First lidocaine shot into my upper butt cheek. Okay. Poke and burn. No problem. Second lidocaine shots, deeper into my upper butt cheek. Little ow. I let them know.
Second dose of sedation meds. Now they seem to have a chisel and a hammer working on my hip bone (yes, they have to fracture the hip bone to get to the marrow). I can hear the tap, tap, tap, and feel the pressure, but no pain; and after that this fat old lady just kind of goes away for awhile. (Love my sleepy juice.)
All done. They are removing the draping (with the oh-so-painful, wake-you-the-fuck-up tape that holds it in place); I get up, lay down on the gurney, and back to my little room I go. Where they check my vitals every 15 minutes for the next hour or so, and in between I sleep.
I’m discharged, text my hubby, get dressed, and get into their all-plastic wheelchair – which is kind of painful on my back where I now have a hole in my hip; but I’m still under the influence of sedation (which, by the way, is really helping my bad knee).
Hubby picks me up, we go home and I proceed to doze (in the company of our cat Moose) the rest of the day.
I can’t shower for 24 hours. I can’t go in the pool for 7-10 days (shit). My right arm, where they had the blood pressure cuff, is full of broken blood vessels (because that’s what happens when you use a blood pressure machine on my upper arm). And the hole in my hip is tender – not painful, just tender. In a couple days, we can take off the dressing and let it heal the rest of the way.
And that’s it.
Like I said, it’s time consuming; parts are uncomfortable but nothing is downright awful and painful. So if you need this test, it’s okay. Honest. Just get sedation and listen to the voice of experience.
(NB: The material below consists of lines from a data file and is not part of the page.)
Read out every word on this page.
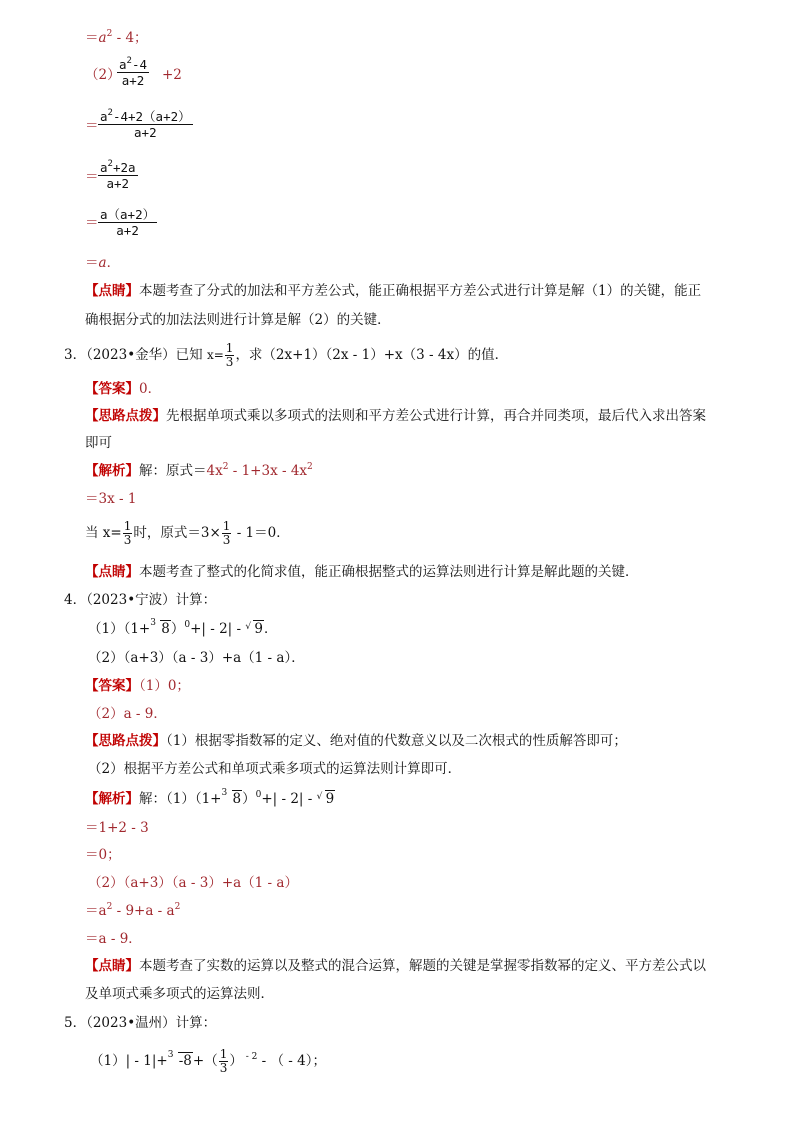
$=a^2 - 4$；
（2）
$a^2-4$
a+2	+2
＝
$a^2-4+2(a+2)$
a+2
＝
$a^2+2a$
a+2
＝
a（a+2）
a+2
＝a．
【点睛】本题考查了分式的加法和平方差公式，能正确根据平方差公式进行计算是解（1）的关键，能正
确根据分式的加法法则进行计算是解（2）的关键．
3．（2023•金华）已知 $x= \frac{1}{3}$ ，求（2x+1）（2x - 1）+x（3 - 4x）的值．
【答案】0．
【思路点拨】先根据单项式乘以多项式的法则和平方差公式进行计算，再合并同类项，最后代入求出答案
即可
【解析】解：原式$=4x^2 - 1+3x - 4x^2$
＝3x - 1
当 $x= \frac{1}{3}$ 时，原式$=3\times \frac{1}{3} - 1=0$．
【点睛】本题考查了整式的化简求值，能正确根据整式的运算法则进行计算是解此题的关键．
4．（2023•宁波）计算：
（1）（1+ 3 8）$^0$+| - 2| - √ 9．
（2）（a+3）（a - 3）+a（1 - a）．
【答案】（1）0；
（2）a - 9．
【思路点拨】（1）根据零指数幂的定义、绝对值的代数意义以及二次根式的性质解答即可；
（2）根据平方差公式和单项式乘多项式的运算法则计算即可．
【解析】解：（1）（1+ 3 8）$^0$+| - 2| - √ 9
＝1+2 - 3
＝0；
（2）（a+3）（a - 3）+a（1 - a）
$=a^2 - 9+a - a^2$
＝a - 9．
【点睛】本题考查了实数的运算以及整式的混合运算，解题的关键是掌握零指数幂的定义、平方差公式以
及单项式乘多项式的运算法则．
5．（2023•温州）计算：
（1）| - 1|+ 3 $-8+( \frac{1}{3}$ ） $^{- 2}$ - （ - 4）；
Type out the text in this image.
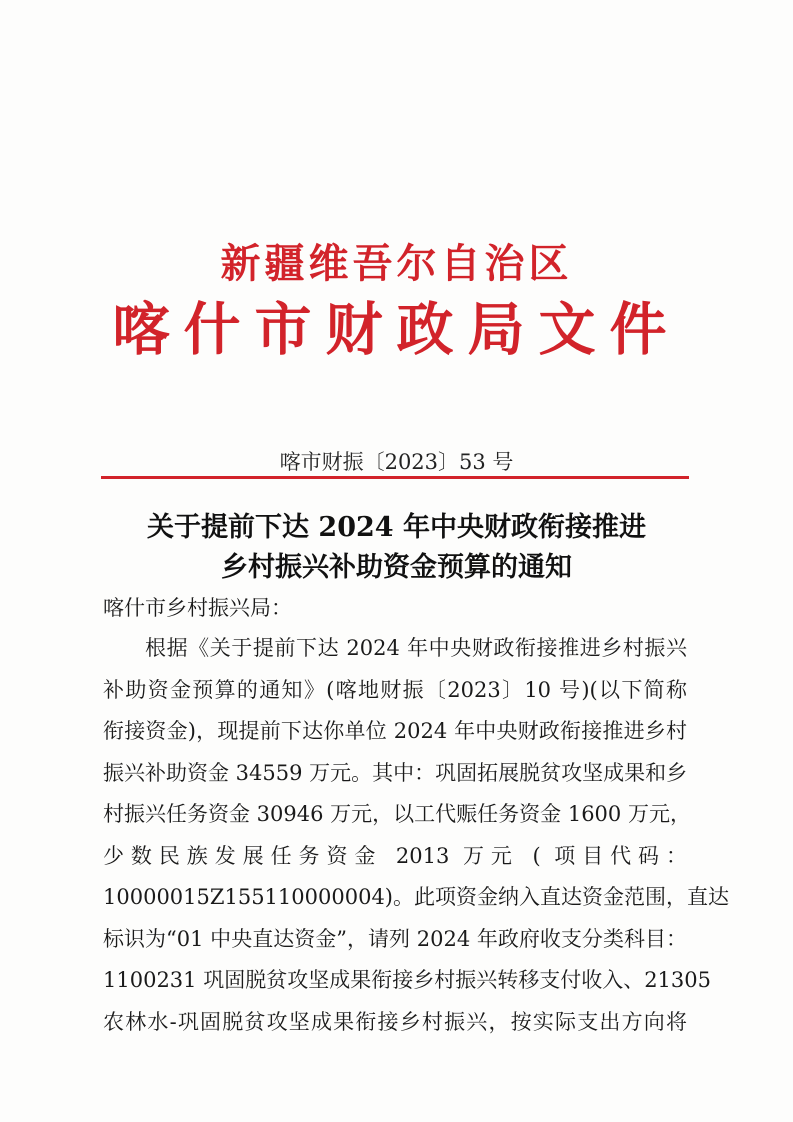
新疆维吾尔自治区
喀什市财政局文件
喀市财振〔2023〕53 号
关于提前下达 2024 年中央财政衔接推进
乡村振兴补助资金预算的通知
喀什市乡村振兴局：
根据《关于提前下达 2024 年中央财政衔接推进乡村振兴
补助资金预算的通知》(喀地财振〔2023〕10 号)(以下简称
衔接资金)，现提前下达你单位 2024 年中央财政衔接推进乡村
振兴补助资金 34559 万元。其中：巩固拓展脱贫攻坚成果和乡
村振兴任务资金 30946 万元，以工代赈任务资金 1600 万元，
少数民族发展任务资金 2013 万元 ( 项目代码：
10000015Z155110000004)。此项资金纳入直达资金范围，直达
标识为“01 中央直达资金”，请列 2024 年政府收支分类科目：
1100231 巩固脱贫攻坚成果衔接乡村振兴转移支付收入、21305
农林水-巩固脱贫攻坚成果衔接乡村振兴，按实际支出方向将
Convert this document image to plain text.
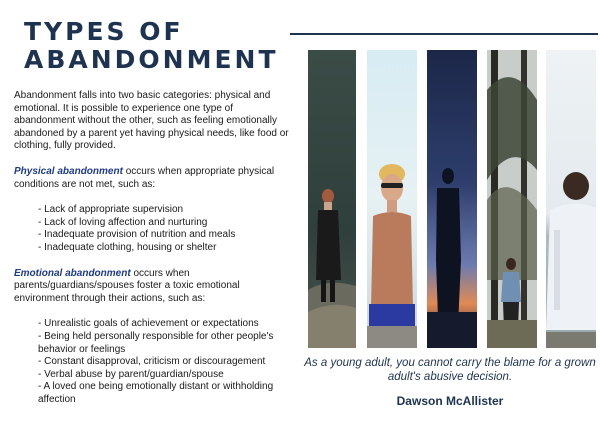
TYPES OF
ABANDONMENT

Abandonment falls into two basic categories: physical and emotional. It is possible to experience one type of abandonment without the other, such as feeling emotionally abandoned by a parent yet having physical needs, like food or clothing, fully provided.

Physical abandonment occurs when appropriate physical conditions are not met, such as:

- Lack of appropriate supervision
- Lack of loving affection and nurturing
- Inadequate provision of nutrition and meals
- Inadequate clothing, housing or shelter

Emotional abandonment occurs when parents/guardians/spouses foster a toxic emotional environment through their actions, such as:

- Unrealistic goals of achievement or expectations
- Being held personally responsible for other people's behavior or feelings
- Constant disapproval, criticism or discouragement
- Verbal abuse by parent/guardian/spouse
- A loved one being emotionally distant or withholding affection
As a young adult, you cannot carry the blame for a grown adult's abusive decision.
Dawson McAllister
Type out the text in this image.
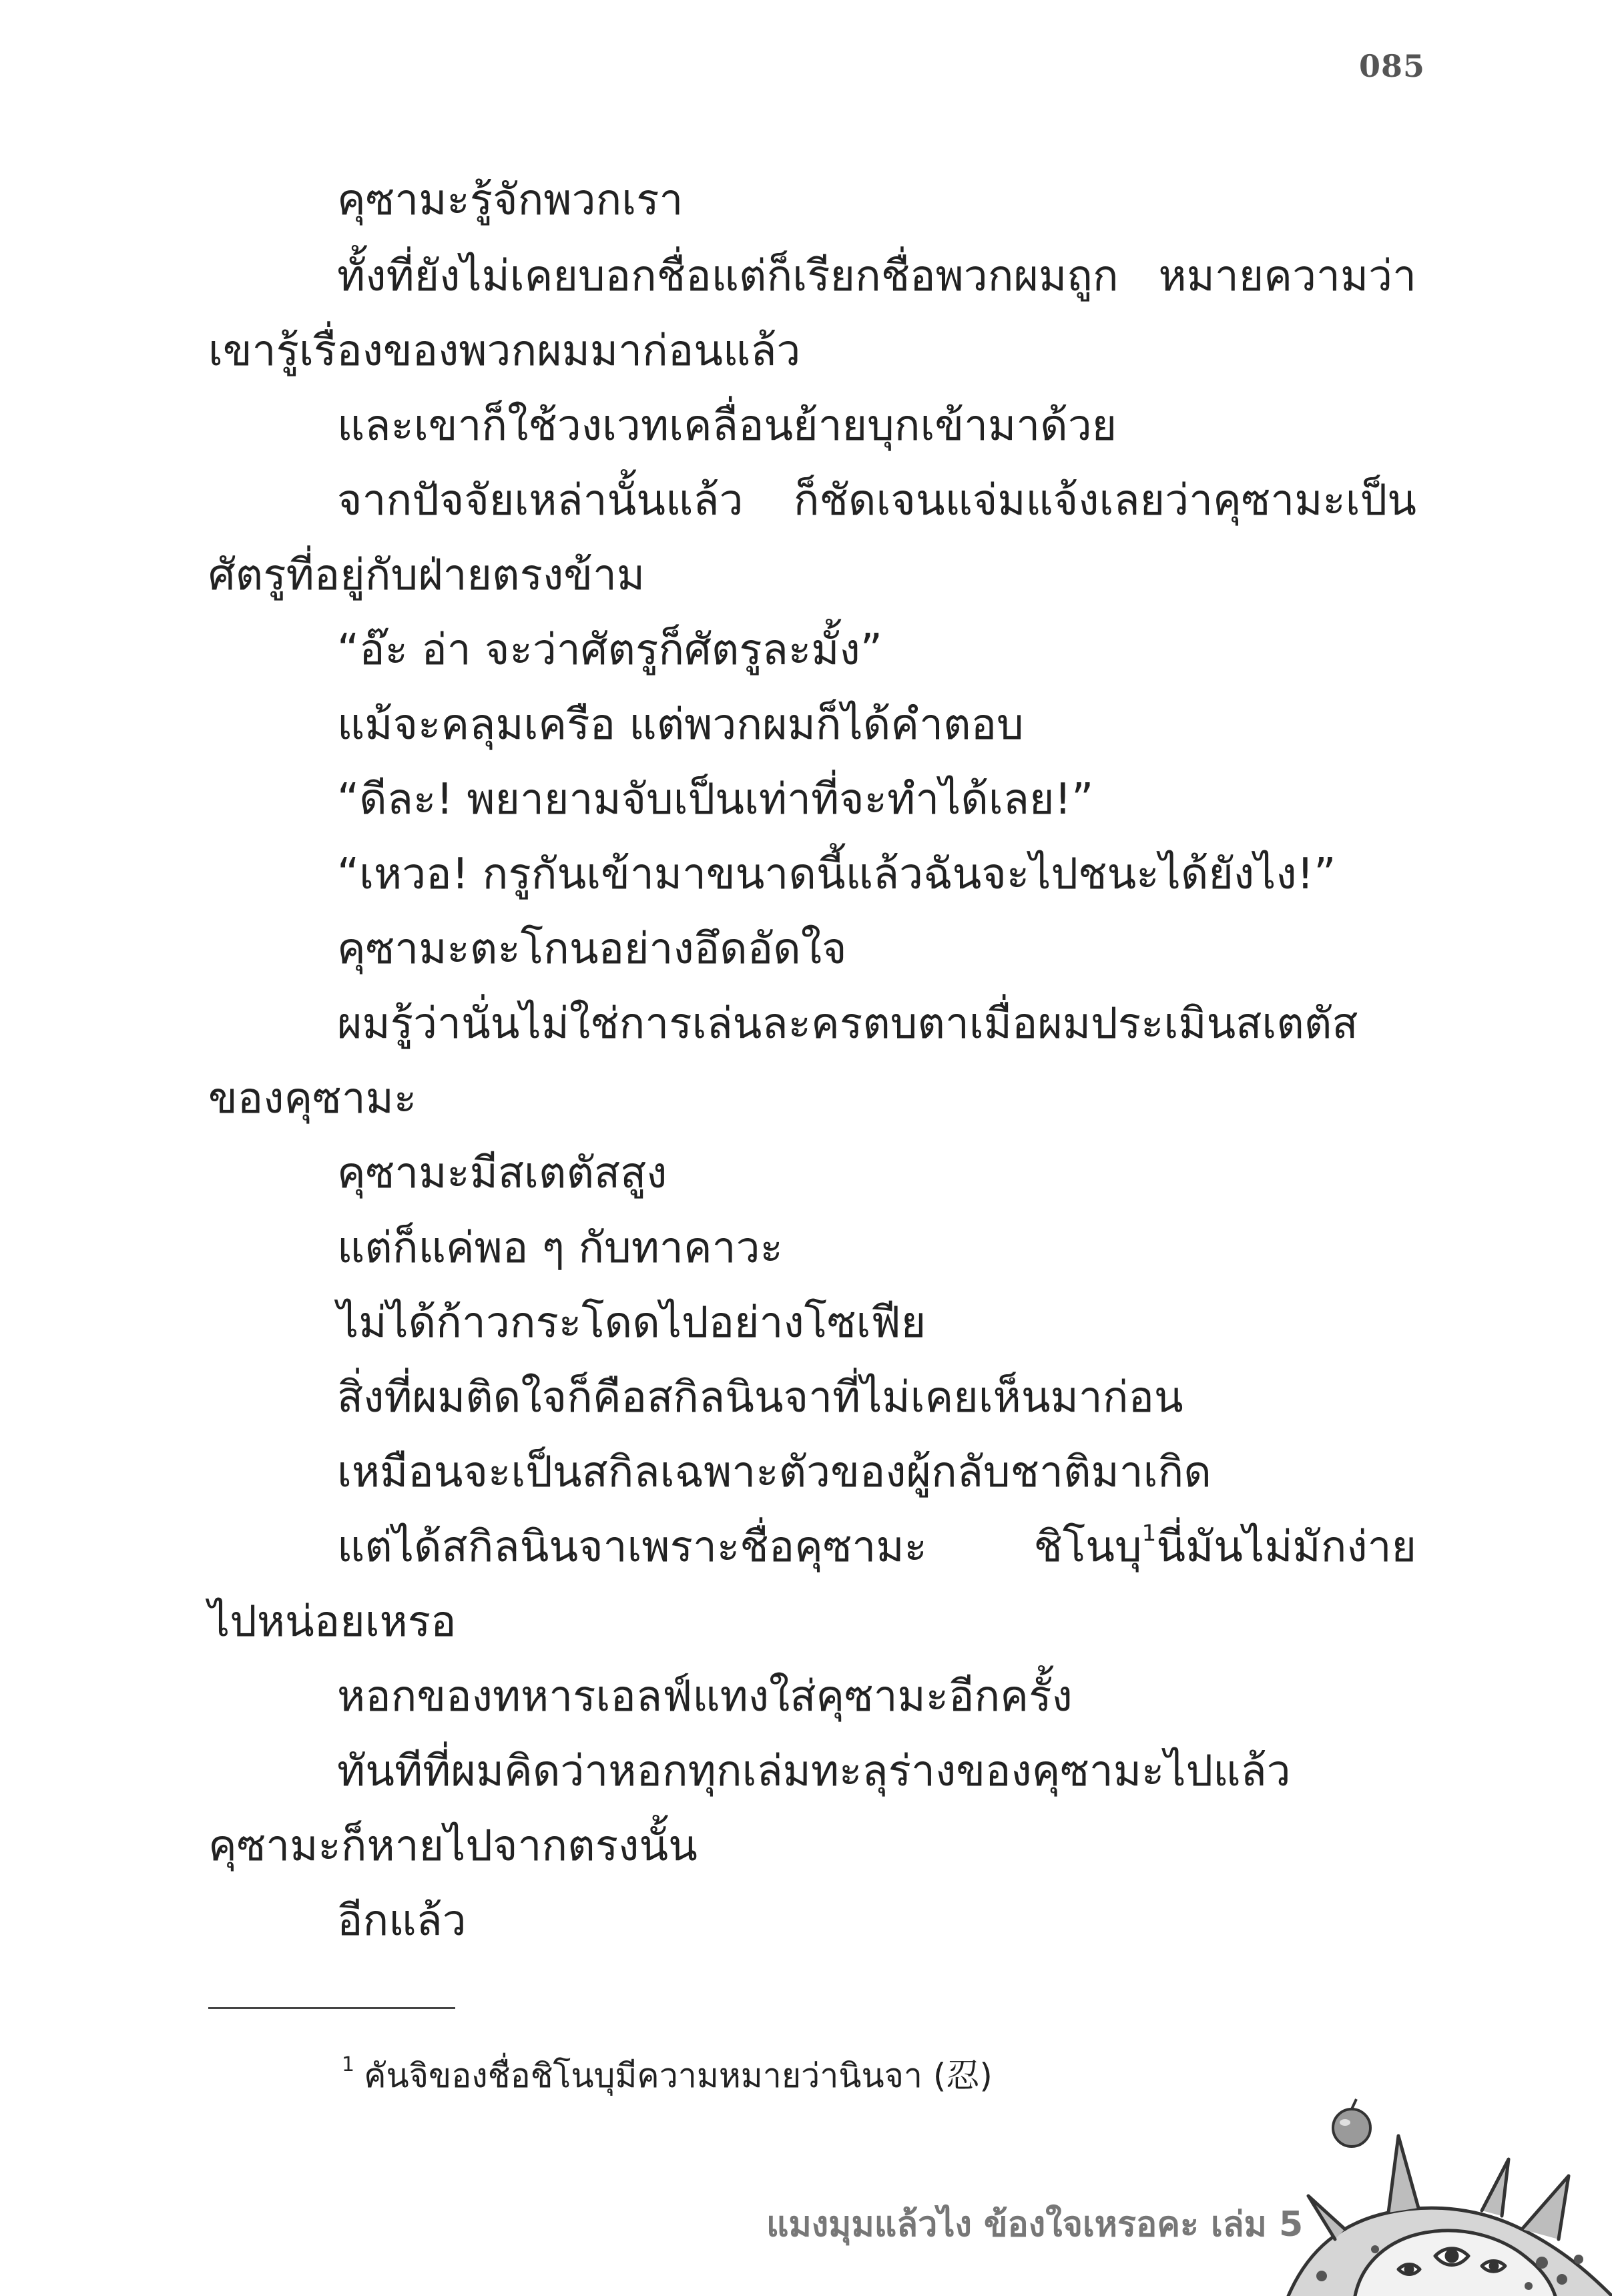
085
คุซามะรู้จักพวกเรา
ทั้งที่ยังไม่เคยบอกชื่อแต่ก็เรียกชื่อพวกผมถูก หมายความว่า
เขารู้เรื่องของพวกผมมาก่อนแล้ว
และเขาก็ใช้วงเวทเคลื่อนย้ายบุกเข้ามาด้วย
จากปัจจัยเหล่านั้นแล้ว ก็ชัดเจนแจ่มแจ้งเลยว่าคุซามะเป็น
ศัตรูที่อยู่กับฝ่ายตรงข้าม
“อ๊ะ อ่า จะว่าศัตรูก็ศัตรูละมั้ง”
แม้จะคลุมเครือ แต่พวกผมก็ได้คำตอบ
“ดีละ! พยายามจับเป็นเท่าที่จะทำได้เลย!”
“เหวอ! กรูกันเข้ามาขนาดนี้แล้วฉันจะไปชนะได้ยังไง!”
คุซามะตะโกนอย่างอึดอัดใจ
ผมรู้ว่านั่นไม่ใช่การเล่นละครตบตาเมื่อผมประเมินสเตตัส
ของคุซามะ
คุซามะมีสเตตัสสูง
แต่ก็แค่พอ ๆ กับทาคาวะ
ไม่ได้ก้าวกระโดดไปอย่างโซเฟีย
สิ่งที่ผมติดใจก็คือสกิลนินจาที่ไม่เคยเห็นมาก่อน
เหมือนจะเป็นสกิลเฉพาะตัวของผู้กลับชาติมาเกิด
แต่ได้สกิลนินจาเพราะชื่อคุซามะ ชิโนบุ$^1$นี่มันไม่มักง่าย
ไปหน่อยเหรอ
หอกของทหารเอลฟ์แทงใส่คุซามะอีกครั้ง
ทันทีที่ผมคิดว่าหอกทุกเล่มทะลุร่างของคุซามะไปแล้ว
คุซามะก็หายไปจากตรงนั้น
อีกแล้ว
$^1$ คันจิของชื่อชิโนบุมีความหมายว่านินจา (忍)
แมงมุมแล้วไง ข้องใจเหรอคะ เล่ม 5
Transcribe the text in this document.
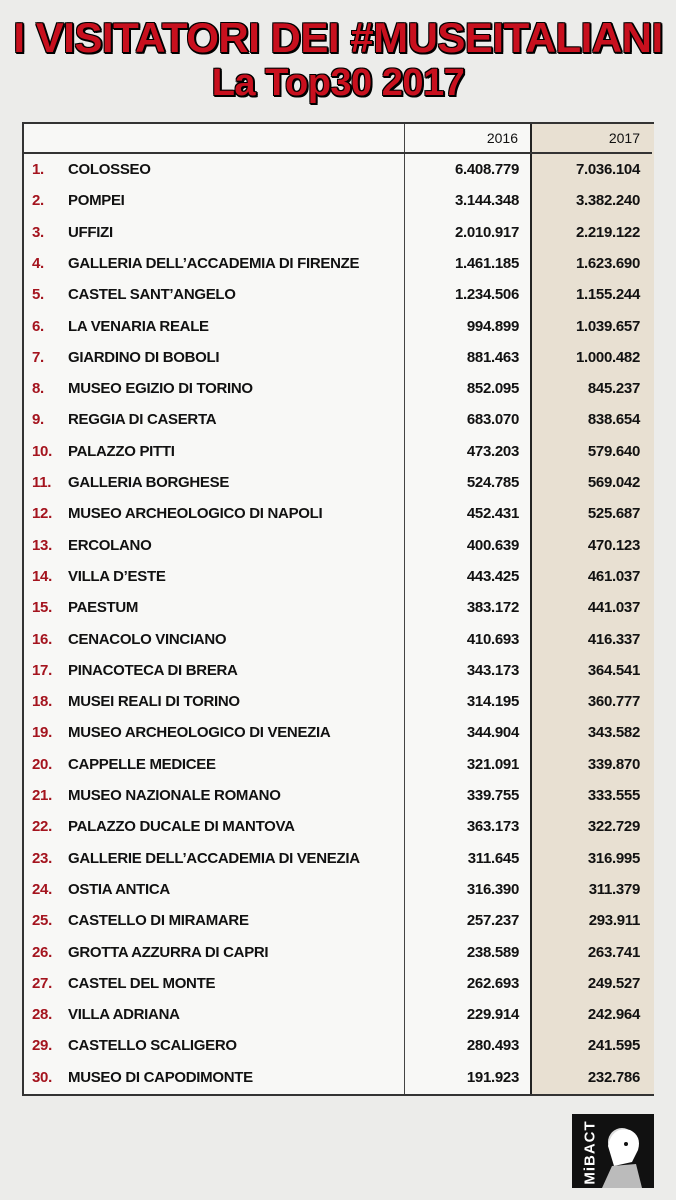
I VISITATORI DEI #MUSEITALIANI
La Top30 2017
2016	2017
1. COLOSSEO	6.408.779	7.036.104
2. POMPEI	3.144.348	3.382.240
3. UFFIZI	2.010.917	2.219.122
4. GALLERIA DELL’ACCADEMIA DI FIRENZE	1.461.185	1.623.690
5. CASTEL SANT’ANGELO	1.234.506	1.155.244
6. LA VENARIA REALE	994.899	1.039.657
7. GIARDINO DI BOBOLI	881.463	1.000.482
8. MUSEO EGIZIO DI TORINO	852.095	845.237
9. REGGIA DI CASERTA	683.070	838.654
10. PALAZZO PITTI	473.203	579.640
11. GALLERIA BORGHESE	524.785	569.042
12. MUSEO ARCHEOLOGICO DI NAPOLI	452.431	525.687
13. ERCOLANO	400.639	470.123
14. VILLA D’ESTE	443.425	461.037
15. PAESTUM	383.172	441.037
16. CENACOLO VINCIANO	410.693	416.337
17. PINACOTECA DI BRERA	343.173	364.541
18. MUSEI REALI DI TORINO	314.195	360.777
19. MUSEO ARCHEOLOGICO DI VENEZIA	344.904	343.582
20. CAPPELLE MEDICEE	321.091	339.870
21. MUSEO NAZIONALE ROMANO	339.755	333.555
22. PALAZZO DUCALE DI MANTOVA	363.173	322.729
23. GALLERIE DELL’ACCADEMIA DI VENEZIA	311.645	316.995
24. OSTIA ANTICA	316.390	311.379
25. CASTELLO DI MIRAMARE	257.237	293.911
26. GROTTA AZZURRA DI CAPRI	238.589	263.741
27. CASTEL DEL MONTE	262.693	249.527
28. VILLA ADRIANA	229.914	242.964
29. CASTELLO SCALIGERO	280.493	241.595
30. MUSEO DI CAPODIMONTE	191.923	232.786
MiBACT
Glad you had a good experience! You must have had an experienced team! Love you always? K.
That appears to be the secret. You want people who do this on a regular basis. Love you too girlfriend!
SO glad you’ve gotten this overwith! More complicated than the lung draining but similar. Also very happy to hear that there was nothing that sent you into the screaming with pain area.
As aside: as far as the knee replacement is concerned, there’s no cast – just bandages over the incision & they don’t stay on very long. Post-op there’s some pain (morphine pump until you leave hospital, pills to take when you get home), mostly a feeling of pressure, as if something heavy is sitting on your knee. The pain meds help with this, too, since they want you to start moving ASAP.
Hope you don’t get too crazy with boredom until you can swim again.